-->

Notification

×

Iklan

Iklan

Mantera Jamasan Pusaka Kidung Aji Warangka

10/19/2025 | 10/19/2025 WIB | 0 Views Last Updated 2025-10-19T14:38:32Z
Keris Pusaka / Foto : Metrosurakarta


BUDAYA-Dalam tradisi masyarakat Jawa, Keris pusaka atau Tosan aji tidak hanya berfungsi sebagai pegangan berkaitan dengan makna spiritual tentang nilai nilai keillahian, namun juga sebagai symbol kewibawaan, kekuasaan dan kemulyaan bagi para pemiliknya.


Oleh karena itu dalam merawat pusaka tidak cukup hanya di beri sandangan, tetapi juga perlu di jamas setiap waktu tertentu. Baik untuk keris yang dibuat pada masa sekarang maupun pusaka pusaka peninggalan pada masa lalu.


Untuk melakukan sebuah ritual jamasan pusaka tidak semua orang bisa melakukanya. Sebab prosesi tersebut harus di lakukan oleh seseorang yang ahli, baik oleh para empu maupun pecinta Tosan aji.


Jamasan dapat dimaknai dengan mensucikan, oleh karena itu dalam prosesi jamasan seorang empu tidak harus mengolesi warangan pada bilah tosan aji agar logam besi awet tidak mudah korosi, tetapi  juga bisa di lakukan hanya dengan membasuh air bunga yang sudah di manterai.

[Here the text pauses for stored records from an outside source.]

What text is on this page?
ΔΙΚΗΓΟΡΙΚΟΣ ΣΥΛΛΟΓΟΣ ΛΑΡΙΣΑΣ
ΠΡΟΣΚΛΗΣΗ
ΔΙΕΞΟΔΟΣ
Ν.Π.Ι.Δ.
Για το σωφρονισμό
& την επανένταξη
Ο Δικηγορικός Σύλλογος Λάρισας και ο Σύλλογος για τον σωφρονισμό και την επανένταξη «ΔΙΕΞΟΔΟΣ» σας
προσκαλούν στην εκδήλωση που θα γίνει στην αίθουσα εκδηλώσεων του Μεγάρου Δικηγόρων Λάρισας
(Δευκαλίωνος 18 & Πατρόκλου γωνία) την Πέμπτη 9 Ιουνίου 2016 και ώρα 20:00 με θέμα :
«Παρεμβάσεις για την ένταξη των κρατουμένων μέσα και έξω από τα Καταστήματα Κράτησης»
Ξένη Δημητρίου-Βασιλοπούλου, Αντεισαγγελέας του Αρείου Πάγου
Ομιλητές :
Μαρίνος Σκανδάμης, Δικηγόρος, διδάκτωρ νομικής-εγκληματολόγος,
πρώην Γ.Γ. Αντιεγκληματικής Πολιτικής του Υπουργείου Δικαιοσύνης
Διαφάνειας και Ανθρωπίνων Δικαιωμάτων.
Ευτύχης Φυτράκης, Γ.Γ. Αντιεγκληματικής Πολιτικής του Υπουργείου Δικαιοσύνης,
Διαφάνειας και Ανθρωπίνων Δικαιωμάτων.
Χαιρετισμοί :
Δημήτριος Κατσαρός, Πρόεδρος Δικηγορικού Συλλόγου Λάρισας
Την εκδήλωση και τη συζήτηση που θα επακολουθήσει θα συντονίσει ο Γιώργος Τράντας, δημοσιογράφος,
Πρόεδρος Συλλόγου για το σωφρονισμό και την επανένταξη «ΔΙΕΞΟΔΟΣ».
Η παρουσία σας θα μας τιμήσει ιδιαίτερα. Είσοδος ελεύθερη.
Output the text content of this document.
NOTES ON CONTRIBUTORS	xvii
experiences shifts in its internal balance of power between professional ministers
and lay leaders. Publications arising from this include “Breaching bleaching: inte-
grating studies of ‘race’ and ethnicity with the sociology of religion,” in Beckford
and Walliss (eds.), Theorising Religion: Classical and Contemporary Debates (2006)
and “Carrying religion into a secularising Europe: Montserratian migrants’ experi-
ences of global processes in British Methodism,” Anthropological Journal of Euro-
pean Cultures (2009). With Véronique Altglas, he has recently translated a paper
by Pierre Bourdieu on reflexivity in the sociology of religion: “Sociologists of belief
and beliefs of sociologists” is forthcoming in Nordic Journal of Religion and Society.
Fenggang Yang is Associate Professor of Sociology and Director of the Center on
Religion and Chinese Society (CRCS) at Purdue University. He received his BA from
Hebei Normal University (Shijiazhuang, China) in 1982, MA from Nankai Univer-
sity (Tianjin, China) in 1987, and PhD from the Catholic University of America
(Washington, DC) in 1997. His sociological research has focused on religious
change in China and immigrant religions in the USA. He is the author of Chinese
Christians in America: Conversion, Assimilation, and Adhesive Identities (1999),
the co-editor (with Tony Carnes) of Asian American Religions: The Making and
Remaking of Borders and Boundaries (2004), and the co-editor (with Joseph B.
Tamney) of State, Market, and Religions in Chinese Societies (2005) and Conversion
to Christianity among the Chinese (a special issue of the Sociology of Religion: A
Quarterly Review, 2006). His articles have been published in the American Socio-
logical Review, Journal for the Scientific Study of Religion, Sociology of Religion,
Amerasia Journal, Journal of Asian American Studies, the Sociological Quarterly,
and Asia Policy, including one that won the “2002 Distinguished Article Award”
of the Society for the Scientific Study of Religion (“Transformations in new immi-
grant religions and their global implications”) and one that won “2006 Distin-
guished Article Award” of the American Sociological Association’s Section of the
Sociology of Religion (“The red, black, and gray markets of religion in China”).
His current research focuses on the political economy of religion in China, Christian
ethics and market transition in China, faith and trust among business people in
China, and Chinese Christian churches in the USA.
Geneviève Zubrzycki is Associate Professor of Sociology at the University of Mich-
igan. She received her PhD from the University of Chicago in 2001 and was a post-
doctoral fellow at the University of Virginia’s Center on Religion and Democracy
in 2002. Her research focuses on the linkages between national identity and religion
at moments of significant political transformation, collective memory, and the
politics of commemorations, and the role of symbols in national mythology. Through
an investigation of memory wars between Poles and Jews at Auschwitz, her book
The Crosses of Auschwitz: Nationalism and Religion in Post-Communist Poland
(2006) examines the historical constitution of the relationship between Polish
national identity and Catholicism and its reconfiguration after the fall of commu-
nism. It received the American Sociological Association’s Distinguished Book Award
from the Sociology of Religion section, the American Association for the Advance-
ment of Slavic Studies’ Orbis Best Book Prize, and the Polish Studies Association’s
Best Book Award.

Jamasan dengan cara membasuh tersebut dapat dilakukan apabila besi Tosan aji masih dalam kondisi baik terlapisi warangan dan tidak teyeng. Sedangkan apabila besi terkena kerak teyeng, maka prosesnya lebih dulu harus di bersihkan. Selanjutnya setelah bersih masuk ke tahap tahap selanjutnya. 

 

Jamasan adalah sebuah ritual sacral yang tidak semua orang bisa melakukanya. Apalagi jamasan yang di lakukan oleh para empu pada masa lalu. Kekuatan bathin menjadi hal paling pokok sebelum mereka melakukan proses jamasan.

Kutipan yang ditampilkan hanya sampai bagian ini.